Whether it's something in the water or the grooving sounds of country music, the aftermath of what one health officials calls Grand Junction's "Woodstock" drives up pregnancies in this city each year.
Nurse-Family Partnership supervisor Wanda Scott said referrals to her agency from the Mesa County Health Department quadruple every year after the music festival Country Jam. Scott told commissioners about the phenomena Monday during a presentation called, "How are the Children?"
Scott said on average the health clinic sees between 25 and 30 pregnancies a month.

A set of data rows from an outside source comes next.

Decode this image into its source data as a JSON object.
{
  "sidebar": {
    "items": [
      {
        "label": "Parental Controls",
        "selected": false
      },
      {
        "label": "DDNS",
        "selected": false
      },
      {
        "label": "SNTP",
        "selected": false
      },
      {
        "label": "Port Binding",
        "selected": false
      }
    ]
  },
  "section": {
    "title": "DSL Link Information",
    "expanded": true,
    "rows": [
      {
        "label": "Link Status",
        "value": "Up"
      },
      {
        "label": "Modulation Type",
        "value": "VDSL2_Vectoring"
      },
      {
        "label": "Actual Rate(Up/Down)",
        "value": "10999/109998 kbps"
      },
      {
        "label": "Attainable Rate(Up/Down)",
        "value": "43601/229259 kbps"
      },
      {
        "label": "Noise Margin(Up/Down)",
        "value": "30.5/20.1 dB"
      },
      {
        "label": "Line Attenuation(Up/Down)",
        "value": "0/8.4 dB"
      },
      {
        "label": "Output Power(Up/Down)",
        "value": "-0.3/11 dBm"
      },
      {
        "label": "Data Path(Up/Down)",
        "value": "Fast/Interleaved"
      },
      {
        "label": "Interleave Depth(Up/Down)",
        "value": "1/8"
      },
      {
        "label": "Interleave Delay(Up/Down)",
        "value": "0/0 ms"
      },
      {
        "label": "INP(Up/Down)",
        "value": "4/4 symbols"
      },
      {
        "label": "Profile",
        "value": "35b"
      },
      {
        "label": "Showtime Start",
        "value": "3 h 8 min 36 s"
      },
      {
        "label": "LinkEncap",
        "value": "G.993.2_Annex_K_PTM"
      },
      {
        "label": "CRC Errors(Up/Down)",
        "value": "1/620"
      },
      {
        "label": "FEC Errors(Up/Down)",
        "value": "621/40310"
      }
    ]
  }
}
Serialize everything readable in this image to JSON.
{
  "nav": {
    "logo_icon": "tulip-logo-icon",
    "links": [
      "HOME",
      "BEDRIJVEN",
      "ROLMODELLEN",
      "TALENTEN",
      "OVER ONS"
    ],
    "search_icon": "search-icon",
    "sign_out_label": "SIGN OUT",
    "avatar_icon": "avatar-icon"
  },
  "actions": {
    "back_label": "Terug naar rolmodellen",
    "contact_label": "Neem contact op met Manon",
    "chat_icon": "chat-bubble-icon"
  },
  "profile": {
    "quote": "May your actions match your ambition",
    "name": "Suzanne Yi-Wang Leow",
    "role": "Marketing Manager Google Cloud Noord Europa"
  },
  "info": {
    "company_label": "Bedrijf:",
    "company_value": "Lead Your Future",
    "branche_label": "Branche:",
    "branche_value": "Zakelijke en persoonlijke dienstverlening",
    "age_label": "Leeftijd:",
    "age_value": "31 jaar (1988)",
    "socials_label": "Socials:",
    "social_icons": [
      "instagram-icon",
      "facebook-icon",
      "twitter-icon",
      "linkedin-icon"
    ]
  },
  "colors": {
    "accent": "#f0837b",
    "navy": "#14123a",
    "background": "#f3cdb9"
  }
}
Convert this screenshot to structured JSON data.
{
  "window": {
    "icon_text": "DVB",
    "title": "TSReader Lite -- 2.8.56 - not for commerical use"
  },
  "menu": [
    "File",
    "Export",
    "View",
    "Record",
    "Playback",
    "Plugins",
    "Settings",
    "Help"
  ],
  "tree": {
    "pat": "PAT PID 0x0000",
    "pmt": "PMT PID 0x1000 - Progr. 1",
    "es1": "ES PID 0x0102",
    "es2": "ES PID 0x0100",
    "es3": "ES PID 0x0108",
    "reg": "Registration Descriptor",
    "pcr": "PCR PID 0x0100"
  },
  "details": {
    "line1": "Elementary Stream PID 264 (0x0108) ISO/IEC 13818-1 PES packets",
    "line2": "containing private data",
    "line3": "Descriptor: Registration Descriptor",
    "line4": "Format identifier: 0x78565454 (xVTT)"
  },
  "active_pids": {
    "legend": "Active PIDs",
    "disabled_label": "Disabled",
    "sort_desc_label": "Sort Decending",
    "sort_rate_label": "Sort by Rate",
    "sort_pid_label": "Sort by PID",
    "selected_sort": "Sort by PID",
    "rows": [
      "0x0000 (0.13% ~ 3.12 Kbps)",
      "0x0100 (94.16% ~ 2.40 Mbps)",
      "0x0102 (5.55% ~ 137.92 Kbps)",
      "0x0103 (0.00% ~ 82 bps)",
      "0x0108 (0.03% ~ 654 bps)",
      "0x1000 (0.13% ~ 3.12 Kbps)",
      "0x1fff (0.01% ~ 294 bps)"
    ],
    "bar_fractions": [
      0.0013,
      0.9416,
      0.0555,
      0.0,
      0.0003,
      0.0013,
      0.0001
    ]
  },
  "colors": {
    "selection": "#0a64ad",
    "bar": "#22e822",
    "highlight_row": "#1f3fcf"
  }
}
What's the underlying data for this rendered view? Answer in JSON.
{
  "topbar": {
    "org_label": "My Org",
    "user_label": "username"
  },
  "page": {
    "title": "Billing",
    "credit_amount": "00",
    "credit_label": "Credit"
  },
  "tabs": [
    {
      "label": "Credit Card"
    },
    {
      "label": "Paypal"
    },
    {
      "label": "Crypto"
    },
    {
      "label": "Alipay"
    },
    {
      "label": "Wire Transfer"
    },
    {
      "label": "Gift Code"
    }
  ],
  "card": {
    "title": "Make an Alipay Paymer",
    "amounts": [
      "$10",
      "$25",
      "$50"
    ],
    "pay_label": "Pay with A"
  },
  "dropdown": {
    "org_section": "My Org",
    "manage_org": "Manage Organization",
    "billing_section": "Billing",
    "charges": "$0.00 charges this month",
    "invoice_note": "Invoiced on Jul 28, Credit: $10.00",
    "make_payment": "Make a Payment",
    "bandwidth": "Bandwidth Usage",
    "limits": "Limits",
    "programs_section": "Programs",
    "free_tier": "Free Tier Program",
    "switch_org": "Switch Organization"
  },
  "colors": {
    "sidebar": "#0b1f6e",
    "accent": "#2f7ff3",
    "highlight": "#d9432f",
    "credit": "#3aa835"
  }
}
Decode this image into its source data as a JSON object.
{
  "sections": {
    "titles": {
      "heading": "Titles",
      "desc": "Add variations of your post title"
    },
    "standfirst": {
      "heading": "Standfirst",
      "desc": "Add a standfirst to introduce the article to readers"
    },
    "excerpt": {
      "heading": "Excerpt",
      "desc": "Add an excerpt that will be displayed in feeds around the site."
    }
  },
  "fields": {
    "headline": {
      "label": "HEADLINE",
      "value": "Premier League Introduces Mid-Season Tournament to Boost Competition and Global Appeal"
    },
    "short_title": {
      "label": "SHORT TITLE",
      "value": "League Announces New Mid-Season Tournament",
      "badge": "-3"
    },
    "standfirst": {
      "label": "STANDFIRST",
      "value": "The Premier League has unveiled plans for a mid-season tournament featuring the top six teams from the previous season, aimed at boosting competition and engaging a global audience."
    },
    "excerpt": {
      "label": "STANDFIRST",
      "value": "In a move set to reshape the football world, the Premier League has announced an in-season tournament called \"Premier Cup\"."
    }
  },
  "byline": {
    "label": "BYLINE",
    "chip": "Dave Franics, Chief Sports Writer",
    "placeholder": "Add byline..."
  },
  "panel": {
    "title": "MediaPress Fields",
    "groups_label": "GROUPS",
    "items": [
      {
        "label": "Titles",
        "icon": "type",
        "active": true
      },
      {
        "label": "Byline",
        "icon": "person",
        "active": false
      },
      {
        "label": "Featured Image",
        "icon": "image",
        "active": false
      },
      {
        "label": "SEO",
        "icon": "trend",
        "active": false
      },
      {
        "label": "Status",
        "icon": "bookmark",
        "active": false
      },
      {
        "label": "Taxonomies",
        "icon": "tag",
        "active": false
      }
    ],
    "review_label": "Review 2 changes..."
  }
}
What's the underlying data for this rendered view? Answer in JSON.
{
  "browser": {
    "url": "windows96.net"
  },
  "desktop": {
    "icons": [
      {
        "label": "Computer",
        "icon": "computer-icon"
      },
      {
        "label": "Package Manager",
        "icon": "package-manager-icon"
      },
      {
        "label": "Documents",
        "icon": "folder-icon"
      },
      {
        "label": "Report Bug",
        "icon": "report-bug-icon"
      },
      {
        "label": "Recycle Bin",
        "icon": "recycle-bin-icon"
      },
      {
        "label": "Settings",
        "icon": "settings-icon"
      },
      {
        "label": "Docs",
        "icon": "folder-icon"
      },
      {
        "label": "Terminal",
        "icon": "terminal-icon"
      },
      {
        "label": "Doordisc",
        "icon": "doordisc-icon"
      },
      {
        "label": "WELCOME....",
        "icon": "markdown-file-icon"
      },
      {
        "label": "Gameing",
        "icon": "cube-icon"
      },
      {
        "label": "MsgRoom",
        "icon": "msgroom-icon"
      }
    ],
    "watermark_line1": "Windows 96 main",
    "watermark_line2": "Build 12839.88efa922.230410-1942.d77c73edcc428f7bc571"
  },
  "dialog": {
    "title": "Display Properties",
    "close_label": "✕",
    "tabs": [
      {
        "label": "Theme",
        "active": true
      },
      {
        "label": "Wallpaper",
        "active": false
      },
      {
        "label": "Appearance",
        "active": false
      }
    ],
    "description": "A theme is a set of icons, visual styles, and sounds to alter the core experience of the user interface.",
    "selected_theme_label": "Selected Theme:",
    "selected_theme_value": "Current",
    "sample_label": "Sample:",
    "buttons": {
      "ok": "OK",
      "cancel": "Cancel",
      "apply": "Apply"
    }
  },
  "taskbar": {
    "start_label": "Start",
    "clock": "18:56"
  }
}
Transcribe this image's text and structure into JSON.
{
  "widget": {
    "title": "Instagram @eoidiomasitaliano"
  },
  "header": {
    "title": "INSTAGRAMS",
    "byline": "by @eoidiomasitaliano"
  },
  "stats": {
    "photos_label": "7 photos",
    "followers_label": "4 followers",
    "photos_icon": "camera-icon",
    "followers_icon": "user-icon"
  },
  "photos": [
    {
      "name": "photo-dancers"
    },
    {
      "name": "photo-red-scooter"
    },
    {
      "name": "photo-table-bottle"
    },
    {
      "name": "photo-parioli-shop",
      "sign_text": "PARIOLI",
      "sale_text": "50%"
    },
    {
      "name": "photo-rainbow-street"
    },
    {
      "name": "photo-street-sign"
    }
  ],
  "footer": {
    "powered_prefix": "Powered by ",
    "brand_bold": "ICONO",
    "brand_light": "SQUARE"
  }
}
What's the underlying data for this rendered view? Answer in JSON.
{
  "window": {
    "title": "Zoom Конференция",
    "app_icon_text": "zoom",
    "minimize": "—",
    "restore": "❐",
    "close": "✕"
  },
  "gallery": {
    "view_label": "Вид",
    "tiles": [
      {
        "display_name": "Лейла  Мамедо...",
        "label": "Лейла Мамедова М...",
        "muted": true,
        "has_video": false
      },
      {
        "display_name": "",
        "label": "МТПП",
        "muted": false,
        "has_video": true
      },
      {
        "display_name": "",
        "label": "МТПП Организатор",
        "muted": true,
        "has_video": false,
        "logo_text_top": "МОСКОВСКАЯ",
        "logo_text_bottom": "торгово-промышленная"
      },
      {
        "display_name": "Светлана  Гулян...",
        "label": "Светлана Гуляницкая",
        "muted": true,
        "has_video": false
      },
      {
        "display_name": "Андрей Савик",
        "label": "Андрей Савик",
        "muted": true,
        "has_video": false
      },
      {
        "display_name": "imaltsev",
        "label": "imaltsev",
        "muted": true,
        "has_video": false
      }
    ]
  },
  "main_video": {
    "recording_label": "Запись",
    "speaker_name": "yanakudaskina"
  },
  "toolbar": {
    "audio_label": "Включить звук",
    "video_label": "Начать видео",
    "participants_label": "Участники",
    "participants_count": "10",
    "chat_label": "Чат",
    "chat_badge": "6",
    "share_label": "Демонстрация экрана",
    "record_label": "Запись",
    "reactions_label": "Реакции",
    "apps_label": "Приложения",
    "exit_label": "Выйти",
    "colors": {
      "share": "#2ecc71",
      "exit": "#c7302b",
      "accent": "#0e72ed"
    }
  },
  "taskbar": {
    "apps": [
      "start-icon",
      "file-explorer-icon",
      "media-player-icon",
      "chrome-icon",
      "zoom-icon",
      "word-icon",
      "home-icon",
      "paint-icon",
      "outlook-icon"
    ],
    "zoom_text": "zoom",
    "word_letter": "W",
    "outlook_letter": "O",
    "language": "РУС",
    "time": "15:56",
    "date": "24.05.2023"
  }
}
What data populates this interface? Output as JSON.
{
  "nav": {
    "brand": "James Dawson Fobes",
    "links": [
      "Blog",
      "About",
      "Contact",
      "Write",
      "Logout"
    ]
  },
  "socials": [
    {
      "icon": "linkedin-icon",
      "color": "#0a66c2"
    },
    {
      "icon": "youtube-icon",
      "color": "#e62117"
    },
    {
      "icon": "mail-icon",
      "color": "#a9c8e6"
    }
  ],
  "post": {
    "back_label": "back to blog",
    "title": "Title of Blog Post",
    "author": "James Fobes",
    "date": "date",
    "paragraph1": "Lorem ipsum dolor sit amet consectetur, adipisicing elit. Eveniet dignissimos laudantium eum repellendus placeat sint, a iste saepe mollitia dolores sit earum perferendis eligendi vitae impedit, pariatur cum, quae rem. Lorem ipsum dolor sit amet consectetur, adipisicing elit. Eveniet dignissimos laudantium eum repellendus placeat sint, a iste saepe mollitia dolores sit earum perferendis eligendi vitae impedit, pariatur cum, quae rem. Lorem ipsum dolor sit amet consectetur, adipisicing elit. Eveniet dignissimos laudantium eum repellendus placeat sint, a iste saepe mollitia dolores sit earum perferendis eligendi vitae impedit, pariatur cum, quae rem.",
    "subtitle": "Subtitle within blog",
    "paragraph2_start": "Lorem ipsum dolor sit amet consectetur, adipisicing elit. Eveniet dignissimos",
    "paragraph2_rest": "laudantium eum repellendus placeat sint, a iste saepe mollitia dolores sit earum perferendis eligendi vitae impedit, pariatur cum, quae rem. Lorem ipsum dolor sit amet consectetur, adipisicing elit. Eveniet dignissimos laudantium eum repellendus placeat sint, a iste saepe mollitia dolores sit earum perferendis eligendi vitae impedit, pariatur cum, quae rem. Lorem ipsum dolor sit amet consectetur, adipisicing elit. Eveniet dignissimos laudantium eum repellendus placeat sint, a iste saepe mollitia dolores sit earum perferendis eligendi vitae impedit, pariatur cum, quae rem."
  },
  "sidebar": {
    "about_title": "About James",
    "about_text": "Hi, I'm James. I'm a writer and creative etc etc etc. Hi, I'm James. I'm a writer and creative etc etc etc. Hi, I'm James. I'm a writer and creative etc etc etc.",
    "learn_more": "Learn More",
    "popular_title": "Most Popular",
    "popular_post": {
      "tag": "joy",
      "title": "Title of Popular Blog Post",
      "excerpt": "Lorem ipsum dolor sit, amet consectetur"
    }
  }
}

She says five weeks after the festival that number jumps to almost 80 a month.
The festival ran from June 26-29. Performers included Tim McGraw, Clay Walker and Sugarland.
"That's our Grand Junction Woodstock," Scott said, referring to the 1969 counterculture rock festival in Bethel, N.Y., featuring such acts as Jimi Hendricks and Janis Joplin.
Grand Junction is a city of about 50,000 about 245 miles west of Denver.
Country Jam Director Steve Berg said the information surprised him.
"I certainly can't stop them from having sex. If we could stop it we certainly would," he said.
Commissioner Janet Rowland said education could help prevent unwanted teen pregnancies but didn't know what else could be done to stop them "short of putting birth control in the water at Country Jam."